| Article ID | Journal | Published Year | Pages | File Type |
|---|---|---|---|---|
| 2022660 | Regulatory Peptides | 2011 | 10 Pages |
The effects of subchronic subcutaneous treatment with tachykinin receptor antagonists over nine days on the repeated mild stress response induced by daily subcutaneous injections and on the severe acute stress induced by morphine withdrawal were investigated in guinea-pigs. The NK1 receptor antagonist, L733,060, 0.25 mg/kg, significantly increased locomotor activity of guinea-pigs compared with animals subjected to repeated injection of the inactive enantiomer, but inhibited Fos-like immunoreactivity (Fos-LI) in the hypothalamus. In animals subjected to the acute severe stress of naltrexone-induced morphine withdrawal, treatment with the NK1 antagonist, L733,060, produced reductions in Fos-LI in the spinal dorsal horn, whereas those treated with the NK3 antagonist, SSR146,977, 0.3 mg/kg, had reduced Fos-LI in the dorsal horn, adrenal medulla, nucleus accumbens, ventral tegmental area and periaqueductal grey. Those animals treated with both NK1 and NK3 antagonists also had reduced Fos-LI in the amygdala and paraventricular nucleus of the thalamus. It was concluded that the NK1 antagonist reduced the hypothalamic response to mild stress but the NK3 antagonist was more effective in reducing the severe stress response to morphine withdrawal. Furthermore, combination of NK1 and NK3 antagonists was more effective than either antagonist in reducing the Fos-LI response to morphine withdrawal.
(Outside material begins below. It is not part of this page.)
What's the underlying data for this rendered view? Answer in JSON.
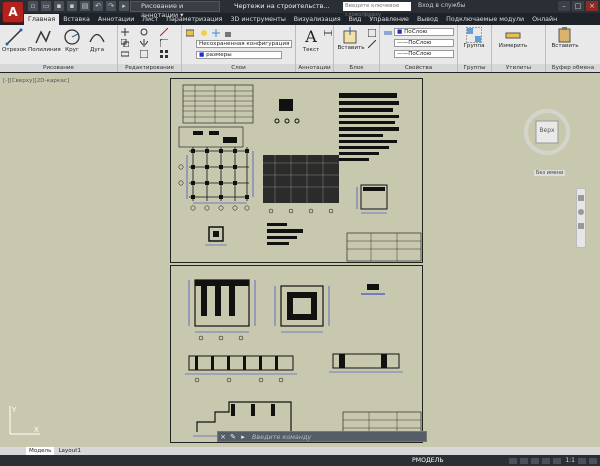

Research Highlights► The NK1 receptor antagonist, L733,060, reduced the hypothalamic Fos-like immunoreactivity (Fos-LI) response to mild stress in guinea-pigs and reduced Fos-LI response in the dorsal horn following morphine withdrawal. ► The NK3 antagonist, SSR146,977, reduced rearing behaviour and Fos-LI in mesolimbic regions, dorsal horn and adrenal gland following morphine withdrawal. ► A combination of NK1 and NK3 antagonists was more effective than either antagonist in reducing the Fos-LI response to morphine withdrawal.